DANSER AU-DESSUS DE L'ABÎME
Jean-Louis Ferrier, fin critique d'art, semblait
s'amuser d'un paradoxe quand, en 1987, il évoquait Fernand Léger à propos
de Lukachewski. Celui-ci, à l'évidence héritier
de l'expressionnisme des grandes années berlinoises du premier
quart du XXe siècle, semblait à l'opposé de
la poésie humaniste et de l'esthétique lisse de notre
grand imagier du Front Populaire.

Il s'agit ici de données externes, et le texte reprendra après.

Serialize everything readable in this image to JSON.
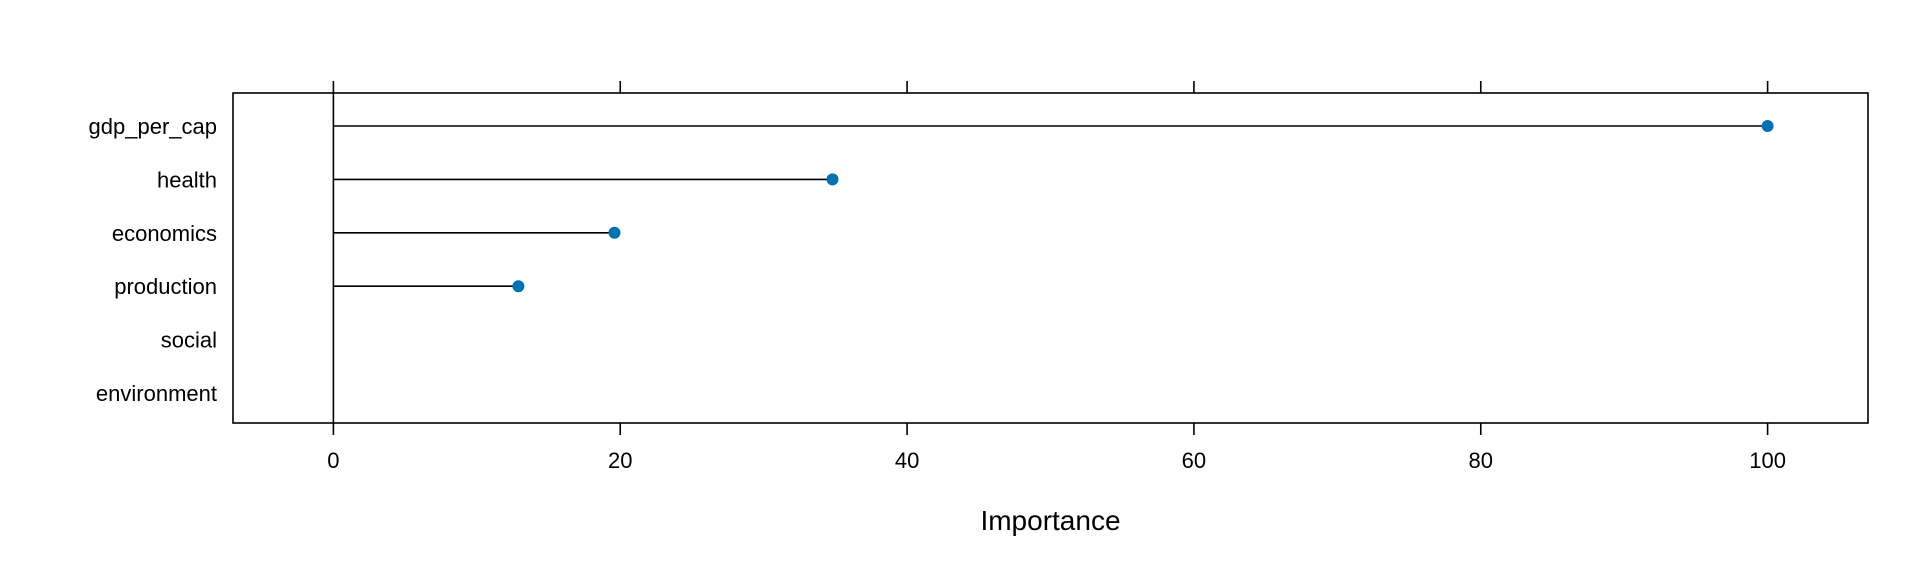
{
  "colors": {
    "point": "#0072B2",
    "line": "#000000",
    "background": "#ffffff"
  },
  "chart_data": {
    "type": "dot",
    "categories": [
      "gdp_per_cap",
      "health",
      "economics",
      "production",
      "social",
      "environment"
    ],
    "values": [
      100,
      34.8,
      19.6,
      12.9,
      0,
      0
    ],
    "xlabel": "Importance",
    "ylabel": "",
    "xlim": [
      -7,
      107
    ],
    "xticks": [
      0,
      20,
      40,
      60,
      80,
      100
    ],
    "reference_line": 0,
    "ticks_top": true,
    "grid": false
  }
}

Pourtant, près d'un siècle
plus tard, il s'avère que Ferrier avait vu juste et que la
flagrante agressivité de Lukachewski était l'envers
sardonique d'une sensibilité tendue d'un moins dramatique
désir d'harmonie.
Est-ce maintenant un autre Lukachewski qui apparaît à la
galerie Lavignes-Bastille où il s'était montré,
il y a douze ans, dans toute la force de son imagerie critique, de
son dessin fouillé et cruel, de sa couleur intense et grave
? Or le voici qui s'avance d'un pas autrement léger, en de
grandes toiles d'une plastique lumineuse qui l'approche de Léger.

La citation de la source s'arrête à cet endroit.